Greenlight Insights has previously highlighted NVIDIA’s looming interest in becoming the global leader for datacenter technology, as demand for increasingly robust cloud services and an increasing reliance on network-added capabilities for different kinds of computing scenarios. CEO Jensen Huang said of the deal and its impact on NVIDIA’s future,
“I’ve believed for a very long time that Nvidia would go from a chip-level company to a server-level company to essentially a data center-scale company.”
However, if the company’s continued pivot resulted in a scaling back of its “chip-level” operations ( in favor of ramping up fabrication of “server-level” hardware and powerhouse AI flagships such as the DGX line), the consumer graphics industry, and by extension the VR industry, might experience some significant shifts.
Our Analysis
The Mellanox deal highlights an important trend - the discrete graphics card industry continues to experience rapid change as a direct result of the rapid growth and forced acceleration of artificial intelligence and related technologies. While maintaining a relatively steady duopoly, graphics companies AMD and NVIDIA have each enabled new high-performance computing applications for which discrete GPUs are much better suited than traditional computer processors. Now however, following a tepid response to its latest graphics architecture from gamers, NVIDIA’s shifting focus towards datacenter, cloud, and enterprise business opportunities has only become more pronounced.
Rival GPU company AMD stands to reap the most immediate benefit from a potential vacuum in the consumer graphics market; AMD has remained competitive in semiconductor business for both traditional processors (against Intel) and GPUs (including high-end datacenter-grade hardware), and is well-known for offering comparable performance to its rivals at a generally lower cost. A reduction in competition might allow the company to move its price points up and offer more premium hardware for consumers and gamers.

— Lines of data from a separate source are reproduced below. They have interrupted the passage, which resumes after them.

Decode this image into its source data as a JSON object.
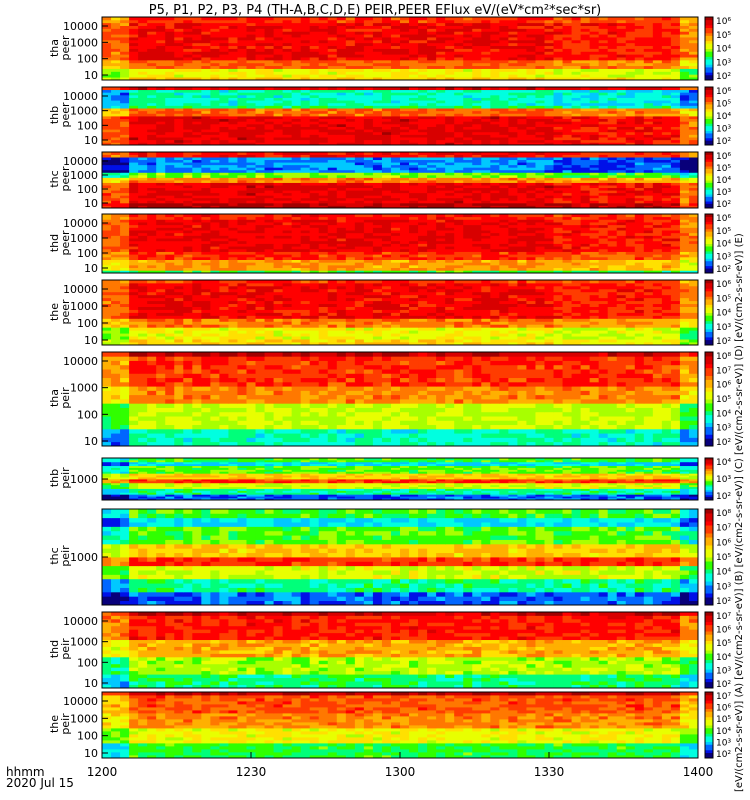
{
  "chart_data": {
    "type": "heatmap",
    "title": "P5, P1, P2, P3, P4 (TH-A,B,C,D,E) PEIR,PEER EFlux eV/(eV*cm²*sec*sr)",
    "xaxis": {
      "range": [
        1200,
        1400
      ],
      "ticks": [
        "1200",
        "1230",
        "1300",
        "1330",
        "1400"
      ],
      "label_line1": "hhmm",
      "label_line2": "2020 Jul 15"
    },
    "colorbar_label": "[eV/(cm2-s-sr-eV)] (A) [eV/(cm2-s-sr-eV)] (B) [eV/(cm2-s-sr-eV)] (C) [eV/(cm2-s-sr-eV)] (D) [eV/(cm2-s-sr-eV)] (E)",
    "colorbar_ticks": [
      "10²",
      "10³",
      "10⁴",
      "10⁵",
      "10⁶",
      "10⁷",
      "10⁸"
    ],
    "panels": [
      {
        "name": "tha peer",
        "label_line1": "tha",
        "label_line2": "peer",
        "yticks": [
          "10",
          "100",
          "1000",
          "10000"
        ],
        "profile": "peer_a"
      },
      {
        "name": "thb peer",
        "label_line1": "thb",
        "label_line2": "peer",
        "yticks": [
          "10",
          "100",
          "1000",
          "10000"
        ],
        "profile": "peer_b"
      },
      {
        "name": "thc peer",
        "label_line1": "thc",
        "label_line2": "peer",
        "yticks": [
          "10",
          "100",
          "1000",
          "10000"
        ],
        "profile": "peer_c"
      },
      {
        "name": "thd peer",
        "label_line1": "thd",
        "label_line2": "peer",
        "yticks": [
          "10",
          "100",
          "1000",
          "10000"
        ],
        "profile": "peer_d"
      },
      {
        "name": "the peer",
        "label_line1": "the",
        "label_line2": "peer",
        "yticks": [
          "10",
          "100",
          "1000",
          "10000"
        ],
        "profile": "peer_e"
      },
      {
        "name": "tha peir",
        "label_line1": "tha",
        "label_line2": "peir",
        "yticks": [
          "10",
          "100",
          "1000",
          "10000"
        ],
        "profile": "peir_a"
      },
      {
        "name": "thb peir",
        "label_line1": "thb",
        "label_line2": "peir",
        "yticks": [
          "1000"
        ],
        "profile": "peir_bc"
      },
      {
        "name": "thc peir",
        "label_line1": "thc",
        "label_line2": "peir",
        "yticks": [
          "1000"
        ],
        "profile": "peir_bc"
      },
      {
        "name": "thd peir",
        "label_line1": "thd",
        "label_line2": "peir",
        "yticks": [
          "10",
          "100",
          "1000",
          "10000"
        ],
        "profile": "peir_d"
      },
      {
        "name": "the peir",
        "label_line1": "the",
        "label_line2": "peir",
        "yticks": [
          "10",
          "100",
          "1000",
          "10000"
        ],
        "profile": "peir_e"
      }
    ]
  }
}
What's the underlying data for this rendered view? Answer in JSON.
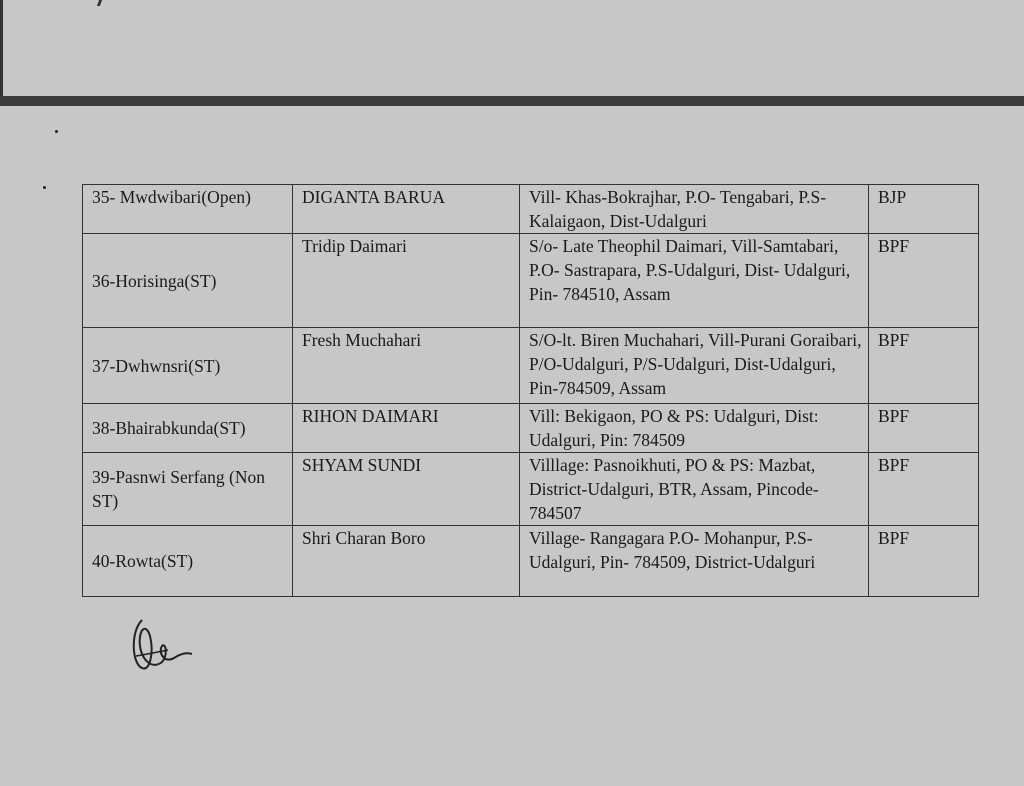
{
  "table": {
    "rows": [
      {
        "constituency": "35- Mwdwibari(Open)",
        "candidate": "DIGANTA BARUA",
        "address": "Vill- Khas-Bokrajhar, P.O- Tengabari, P.S- Kalaigaon, Dist-Udalguri",
        "party": "BJP"
      },
      {
        "constituency": "36-Horisinga(ST)",
        "candidate": "Tridip Daimari",
        "address": "S/o- Late  Theophil Daimari, Vill-Samtabari, P.O- Sastrapara, P.S-Udalguri, Dist- Udalguri, Pin- 784510, Assam",
        "party": "BPF"
      },
      {
        "constituency": "37-Dwhwnsri(ST)",
        "candidate": "Fresh Muchahari",
        "address": "S/O-lt. Biren Muchahari, Vill-Purani Goraibari, P/O-Udalguri, P/S-Udalguri, Dist-Udalguri, Pin-784509, Assam",
        "party": "BPF"
      },
      {
        "constituency": "38-Bhairabkunda(ST)",
        "candidate": "RIHON DAIMARI",
        "address": "Vill: Bekigaon, PO & PS: Udalguri, Dist: Udalguri, Pin: 784509",
        "party": "BPF"
      },
      {
        "constituency": "39-Pasnwi Serfang (Non ST)",
        "candidate": "SHYAM SUNDI",
        "address": "Villlage: Pasnoikhuti, PO & PS: Mazbat, District-Udalguri, BTR, Assam, Pincode-784507",
        "party": "BPF"
      },
      {
        "constituency": "40-Rowta(ST)",
        "candidate": "Shri Charan Boro",
        "address": "Village- Rangagara P.O- Mohanpur, P.S- Udalguri, Pin- 784509, District-Udalguri",
        "party": "BPF"
      }
    ]
  },
  "signature": "handwritten signature"
}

On the other hand, there is little indication that such a shift would occur in the immediate future. By the time any observable downswing came to NVIDIA’s consumer level cards, Intel may have unveiled its long-awaited discrete graphics offering. The CPU giant has been working on an entirely new architecture, and executives has expressed confidence in the company’s ability to release in 2020. Intel’s VP of Visual Computing positioned the future hardware as a “massive enhancement to Intel’s graphics IP, optimized for future graphics, compute, and machine learning workloads,” which closely approximates NVIDIA’s own language behind hardware such as RTX.
VR is highly dependent on the performance of of both GPUs and the hardware market as a whole. While Greenlight Insights has previously asserted that more efficient standalone VR devices will eventually overtake tethered, GPU-powered HMDs, powerful graphics cards will still be crucial to delivering premium, high end experiences in location-based entertainment and certain enterprise applications, such as marketing and product design. However, as more and more of these applications are ported to standalone devices, including training, gaming, and even market research, stakeholders and consumers alike will need to begin exploring standalone hardware for even more established and emerging use cases.